A partition is a mathematical division of some quantity into component parts. Partitions are incredibly useful in ecology and evolution. But partitions can be tricky to interpret, as illustrated by widespread misunderstanding of some of them. Further, the same interpretive issues crop up over and over with different partitions in different contexts. Hence this little “field guide” to partitions in ecology and evolution.

**Can you walk me through an example of a partition?
**

Sure. Consider an exponentially growing population, dN/dt=rN. And consider a second exponentially growing population, with parameters and state variables denoted by primes: dN’/dt=r’N’. Let’s say we want to understand why dN/dt differs from dN’/dt. Just by looking at the equations, you can tell that any difference between their growth rates must be due to differences in r, differences in N, or both. But to be more precise, you need to do a bit of math. We can express the difference between dN’/dt and dN/dt as

dN’/dt-dN/dt=r’N’-rN

The right hand side of the above equation is a partition of the difference between dN’/dt and dN/dt, but it’s trivially obvious and so not very useful. It doesn’t tell you anything you didn’t already know. But we can rearrange it using algebra into a form that tells us something less obvious. I’m going to show you the steps and encourage you not to skip them even if you’re a math phobe, because they’re quite simple and they’ll help you understand the rest of the post.

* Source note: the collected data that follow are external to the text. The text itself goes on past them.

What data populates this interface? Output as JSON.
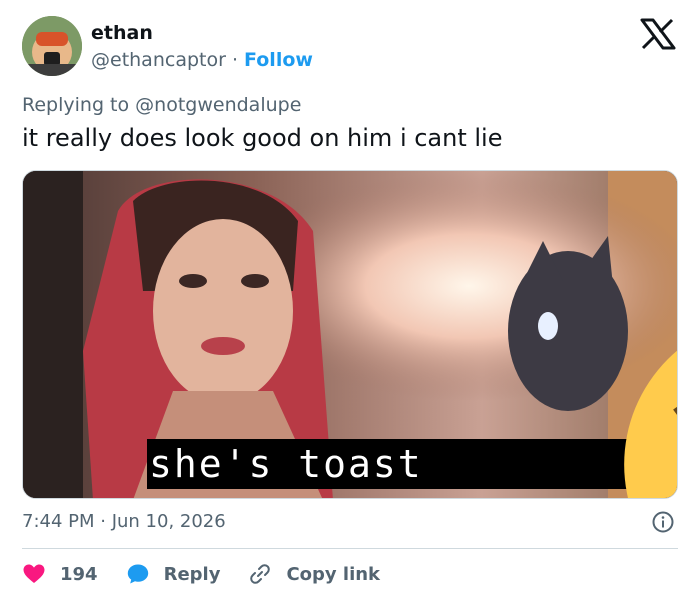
{
  "author": {
    "name": "ethan",
    "handle": "@ethancaptor",
    "separator": "·",
    "follow_label": "Follow"
  },
  "reply_context": {
    "prefix": "Replying to",
    "target": "@notgwendalupe"
  },
  "tweet": {
    "text": "it really does look good on him i cant lie"
  },
  "media": {
    "caption": "she's toast",
    "caption_emoji_icons": [
      "loudly-crying-face-icon",
      "loudly-crying-face-icon",
      "loudly-crying-face-icon"
    ]
  },
  "meta": {
    "timestamp": "7:44 PM · Jun 10, 2026"
  },
  "actions": {
    "likes_count": "194",
    "reply_label": "Reply",
    "copy_link_label": "Copy link"
  },
  "colors": {
    "accent": "#1d9bf0",
    "like_red": "#f91880",
    "secondary_text": "#536471",
    "primary_text": "#0f1419"
  }
}
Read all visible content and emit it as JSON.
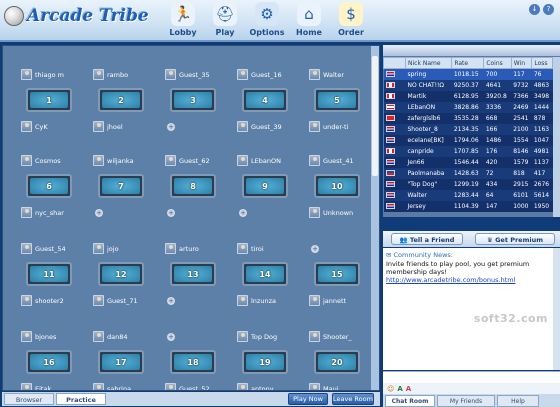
{
  "app": {
    "name": "Arcade Tribe",
    "nav": [
      {
        "label": "Lobby",
        "icon": "runner-icon",
        "glyph": "🏃"
      },
      {
        "label": "Play",
        "icon": "helmet-icon",
        "glyph": "⛑"
      },
      {
        "label": "Options",
        "icon": "gear-icon",
        "glyph": "⚙"
      },
      {
        "label": "Home",
        "icon": "house-icon",
        "glyph": "⌂"
      },
      {
        "label": "Order",
        "icon": "coins-icon",
        "glyph": "$"
      }
    ],
    "window_buttons": [
      "↓",
      "?"
    ]
  },
  "lobby": {
    "tables": [
      {
        "number": "1",
        "top": "thiago m",
        "bot": "CyK"
      },
      {
        "number": "2",
        "top": "rambo",
        "bot": "jhoel"
      },
      {
        "number": "3",
        "top": "Guest_35",
        "bot": ""
      },
      {
        "number": "4",
        "top": "Guest_16",
        "bot": "Guest_39"
      },
      {
        "number": "5",
        "top": "Walter",
        "bot": "under-ti"
      },
      {
        "number": "6",
        "top": "Cosmos",
        "bot": "nyc_shar"
      },
      {
        "number": "7",
        "top": "wiljanka",
        "bot": ""
      },
      {
        "number": "8",
        "top": "Guest_62",
        "bot": ""
      },
      {
        "number": "9",
        "top": "LEbanON",
        "bot": ""
      },
      {
        "number": "10",
        "top": "Guest_41",
        "bot": "Unknown"
      },
      {
        "number": "11",
        "top": "Guest_54",
        "bot": "shooter2"
      },
      {
        "number": "12",
        "top": "jojo",
        "bot": "Guest_71"
      },
      {
        "number": "13",
        "top": "arturo",
        "bot": ""
      },
      {
        "number": "14",
        "top": "tiroi",
        "bot": "lnzunza"
      },
      {
        "number": "15",
        "top": "",
        "bot": "jannett"
      },
      {
        "number": "16",
        "top": "bjones",
        "bot": "Eitak"
      },
      {
        "number": "17",
        "top": "dan84",
        "bot": "sabrina"
      },
      {
        "number": "18",
        "top": "",
        "bot": "Guest_52"
      },
      {
        "number": "19",
        "top": "Top Dog",
        "bot": "antony"
      },
      {
        "number": "20",
        "top": "Shooter_",
        "bot": "Maui"
      }
    ],
    "tabs": [
      "Browser",
      "Practice"
    ],
    "play_now": "Play Now",
    "leave_room": "Leave Room"
  },
  "players": {
    "columns": [
      "Nick Name",
      "Rate",
      "Coins",
      "Win",
      "Loss"
    ],
    "rows": [
      {
        "nick": "spring",
        "rate": "1018.15",
        "coins": "700",
        "win": "117",
        "loss": "76",
        "flag": "us",
        "selected": true
      },
      {
        "nick": "NO CHAT!!Ω",
        "rate": "9250.37",
        "coins": "4641",
        "win": "9732",
        "loss": "4863",
        "flag": "ca",
        "selected": false
      },
      {
        "nick": "Martik",
        "rate": "6128.95",
        "coins": "3920.8",
        "win": "7366",
        "loss": "3498",
        "flag": "ca",
        "selected": false
      },
      {
        "nick": "LEbanON",
        "rate": "3828.86",
        "coins": "3336",
        "win": "2469",
        "loss": "1444",
        "flag": "lb",
        "selected": false
      },
      {
        "nick": "zaferglslb6",
        "rate": "3535.28",
        "coins": "668",
        "win": "2541",
        "loss": "878",
        "flag": "tr",
        "selected": false
      },
      {
        "nick": "Shooter_8",
        "rate": "2134.35",
        "coins": "166",
        "win": "2100",
        "loss": "1163",
        "flag": "us",
        "selected": false
      },
      {
        "nick": "ecelane[BK]",
        "rate": "1794.06",
        "coins": "1486",
        "win": "1554",
        "loss": "1047",
        "flag": "us",
        "selected": false
      },
      {
        "nick": "canpride",
        "rate": "1707.85",
        "coins": "176",
        "win": "8146",
        "loss": "4981",
        "flag": "ca",
        "selected": false
      },
      {
        "nick": "Jen66",
        "rate": "1546.44",
        "coins": "420",
        "win": "1579",
        "loss": "1137",
        "flag": "us",
        "selected": false
      },
      {
        "nick": "Paolmanaba",
        "rate": "1428.63",
        "coins": "72",
        "win": "818",
        "loss": "417",
        "flag": "ph",
        "selected": false
      },
      {
        "nick": "\"Top Dog\"",
        "rate": "1299.19",
        "coins": "434",
        "win": "2915",
        "loss": "2676",
        "flag": "us",
        "selected": false
      },
      {
        "nick": "Walter",
        "rate": "1283.44",
        "coins": "64",
        "win": "6101",
        "loss": "5614",
        "flag": "us",
        "selected": false
      },
      {
        "nick": "Jersey",
        "rate": "1104.39",
        "coins": "147",
        "win": "1000",
        "loss": "1950",
        "flag": "us",
        "selected": false
      }
    ],
    "tell_friend": "Tell a Friend",
    "get_premium": "Get Premium"
  },
  "news": {
    "heading": "Community News:",
    "body": "Invite friends to play pool, you get premium membership days!",
    "link": "http://www.arcadetribe.com/bonus.html",
    "watermark": "soft32.com"
  },
  "right_tabs": [
    "Chat Room",
    "My Friends",
    "Help"
  ],
  "colors": {
    "header_blue": "#1e5fb4",
    "lobby_bg": "#5d80a8",
    "felt": "#2b7fa8",
    "selected_row": "#2a5bb8"
  }
}
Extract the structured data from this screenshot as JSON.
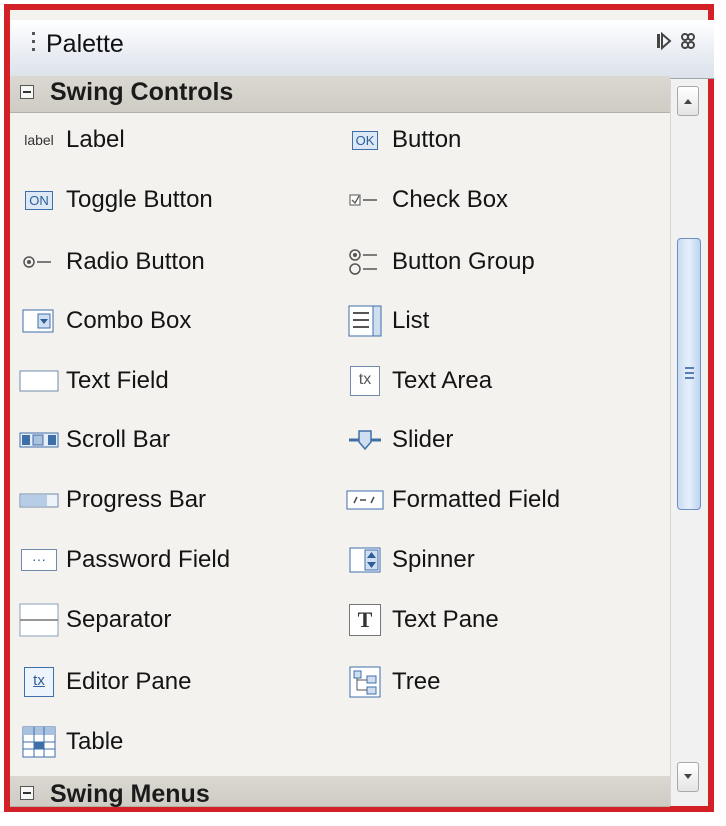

dN’/dt-dN/dt=r’N’-rN #the equation we started with

dN’/dt-dN/dt=(r’-r+r)(N’-N+N)-rN #add and subtract r and N. This seems pointless, but it’s got a point, honest. 🙂

dN’/dt-dN/dt=(r+Δr)(N+ΔN)-rN #let Δr denote r’-r and ΔN denote N’-N

dN’/dt-dN/dt=NΔr+rΔN+ΔrΔN #multiply through the parentheses, cancel rN-rN

The final equation above is a three-part additive partition of the difference in population growth rate between the two populations. It decomposes the difference into components attributable to the difference in r values (NΔr), the difference in N values (rΔN), and an “interaction term” depending on the differences in both r and N values (ΔrΔN). Those components have ecological interpretations. You can interpret NΔr as telling you how much population growth rate would change if you took the equation dN/dt=rN and replaced r with r’. That is, it tells you how much of the difference in population growth rate between the two populations is attributable to the change in r, holding everything else constant. The other two terms have analogous interpretations–they isolate the effect of changing N on population growth rate, and isolate the interactive effect of changing r and changing N. That three-part partition is just a rearrangement of the equation we started with, so everything in it is implicit in the first equation. But for reasons discussed below, it’s often *really* useful to make the implicit explicit.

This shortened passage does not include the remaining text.